Labor force participation dropped from 63.9 to 63.8 percent last month. (Mark Lennihan - AP)

Usually, a decrease in the unemployment rate is something to celebrate: We like to see the figure, which measures the percentage of Americans looking for work but can’t find it, to go down. And in this morning’s jobs numbers, that’s what we saw: The unemployment rate dropped to 8.2 percent, its lowest point in three years.

But even so, you won’t hear a lot of champagne corks popping across Washington this morning. Most economic observers were focused on a different number: 120,000. That’s the number of jobs that the economy added in March. It was well below both the 205,000 that analysts expected to see and the 240,000 jobs that the economy added in February.

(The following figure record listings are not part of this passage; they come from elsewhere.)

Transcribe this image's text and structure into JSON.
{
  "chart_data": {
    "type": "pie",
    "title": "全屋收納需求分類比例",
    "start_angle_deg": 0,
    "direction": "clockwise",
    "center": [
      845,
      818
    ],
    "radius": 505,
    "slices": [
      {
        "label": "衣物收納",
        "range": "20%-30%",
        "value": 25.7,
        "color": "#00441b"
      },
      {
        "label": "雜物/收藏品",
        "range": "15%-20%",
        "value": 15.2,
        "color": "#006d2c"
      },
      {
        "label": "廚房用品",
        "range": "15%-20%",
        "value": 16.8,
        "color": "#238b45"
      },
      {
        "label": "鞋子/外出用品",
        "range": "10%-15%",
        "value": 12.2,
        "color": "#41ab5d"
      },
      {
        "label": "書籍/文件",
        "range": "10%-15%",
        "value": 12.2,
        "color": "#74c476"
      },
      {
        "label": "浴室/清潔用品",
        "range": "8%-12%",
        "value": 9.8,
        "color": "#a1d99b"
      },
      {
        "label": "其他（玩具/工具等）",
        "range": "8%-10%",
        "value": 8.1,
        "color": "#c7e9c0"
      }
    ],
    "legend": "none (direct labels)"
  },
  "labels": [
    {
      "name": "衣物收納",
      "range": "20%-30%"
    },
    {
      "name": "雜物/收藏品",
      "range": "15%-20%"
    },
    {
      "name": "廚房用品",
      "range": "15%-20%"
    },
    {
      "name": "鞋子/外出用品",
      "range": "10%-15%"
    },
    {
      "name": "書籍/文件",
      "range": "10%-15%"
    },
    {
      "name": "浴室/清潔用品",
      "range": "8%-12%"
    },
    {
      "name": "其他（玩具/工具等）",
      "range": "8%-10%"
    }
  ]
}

So, how does the unemployment rate decrease when we’re adding fewer jobs? And how can its decrease be a bad thing? It mostly has to do with how the unemployment rate gets calculated. The unemployment rate represents the percent of Americans actively seeking work who cannot find it. It does not include data on Americans who have stopped looking for work, essentially dropping out of the labor force.

Last month, the ranks of that latter group grew. Participation in the labor force ticked down slightly from 63.9 percent in February to 63.8 percent in March. It’s not a huge shift, to be sure, but also not the direction that economists had hoped to see the economy moving in. The labor force has 164,000 fewer people in it at the end of March than it did when the month began. The number of long-term unemployed — those without jobs for more than 27 weeks — sat unchanged, at 5.3 million, another sign that’s less than encouraging.

One silver lining: The Bureau of Labor Statistics has revised its jobs numbers for February upward, estimating that 240,000 jobs were created that month - 13,000 more than we initiailly thought. Upward revisions have become relatively frequent as of late, and could suggest that today’s jobs data may not be as disappointing after a revision next month.